En l’affaire Enver Kaplan c. Turquie,
La Cour européenne des droits de l’homme (deuxième
section), siégeant en une chambre composée de :
Guido Raimondi, président,
Danutė Jočienė,
Peer Lorenzen,
András Sajó,
Işıl Karakaş,
Nebojša Vučinić,
Helen Keller, juges,
et de Stanley Naismith, greffier de section,
Après en avoir délibéré en chambre du conseil le 4
juin 2013,
Rend l’arrêt que voici, adopté à cette
date :
PROCÉDURE
. A l’origine de
l’affaire se trouve une Requête (no 40343/08) dirigée contre la
République de Turquie et dont un ressortissant de cet Etat, M. Enver
Kaplan (« le requérant »), a saisi la Cour le 11 août 2008 en vertu
de l’article 34 de la Convention de sauvegarde des droits de l’homme et des libertés
fondamentales (« la Convention »).
. Le
gouvernement turc (« le Gouvernement ») a été représenté par son
agent.
. Le requérant
se plaint en particulier de la durée de sa détention provisoire et celle de la
procédure pénale engagée à son encontre.
. Le 11 mai 2009, la Requête a été communiquée au
Gouvernement.
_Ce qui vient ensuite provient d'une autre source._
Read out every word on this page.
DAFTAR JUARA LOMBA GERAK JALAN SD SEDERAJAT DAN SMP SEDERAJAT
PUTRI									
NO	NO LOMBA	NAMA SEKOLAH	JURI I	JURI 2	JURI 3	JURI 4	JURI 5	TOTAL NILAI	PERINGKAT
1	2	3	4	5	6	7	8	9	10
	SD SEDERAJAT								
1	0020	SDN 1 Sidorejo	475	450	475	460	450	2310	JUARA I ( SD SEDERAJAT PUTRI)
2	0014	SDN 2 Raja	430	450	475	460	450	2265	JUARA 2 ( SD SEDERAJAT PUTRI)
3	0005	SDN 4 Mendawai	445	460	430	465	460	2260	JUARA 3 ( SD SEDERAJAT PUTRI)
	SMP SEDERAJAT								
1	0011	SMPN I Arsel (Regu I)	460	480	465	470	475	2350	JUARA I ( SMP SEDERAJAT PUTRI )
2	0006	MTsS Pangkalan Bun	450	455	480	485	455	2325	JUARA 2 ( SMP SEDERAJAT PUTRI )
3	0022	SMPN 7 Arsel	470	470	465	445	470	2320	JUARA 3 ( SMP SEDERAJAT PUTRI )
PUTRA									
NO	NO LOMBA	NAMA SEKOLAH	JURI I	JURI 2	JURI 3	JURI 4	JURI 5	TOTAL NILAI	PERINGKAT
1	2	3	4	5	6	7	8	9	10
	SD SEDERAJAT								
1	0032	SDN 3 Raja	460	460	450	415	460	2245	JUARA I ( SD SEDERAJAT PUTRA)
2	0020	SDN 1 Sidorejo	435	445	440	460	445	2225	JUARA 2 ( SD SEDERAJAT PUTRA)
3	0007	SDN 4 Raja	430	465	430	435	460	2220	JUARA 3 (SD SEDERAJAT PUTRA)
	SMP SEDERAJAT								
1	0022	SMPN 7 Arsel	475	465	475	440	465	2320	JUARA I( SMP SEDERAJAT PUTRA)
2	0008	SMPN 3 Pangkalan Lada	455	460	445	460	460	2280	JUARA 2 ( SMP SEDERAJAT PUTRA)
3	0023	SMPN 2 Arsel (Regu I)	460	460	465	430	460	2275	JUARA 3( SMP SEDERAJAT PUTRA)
Comme le permet l’article 29 § 1 de la Convention, il a en outre
été décidé que la
chambre se prononcerait en même temps sur la recevabilité et le fond.
EN FAIT
LES CIRCONSTANCES DE L’ESPÈCE
. Le requérant
est né en 1970 et réside à Osmaniye.
. Le 10 octobre
1999, le requérant fut arrêté et placé en garde à vue dans le cadre d’opérations
menées contre le Hizbullah, une organisation illégale armée.
. Le 14 octobre
1999, le requérant fut traduit devant la cour de sûreté de l’Etat d’Adana,
laquelle ordonna la mise en détention provisoire de l’intéressé.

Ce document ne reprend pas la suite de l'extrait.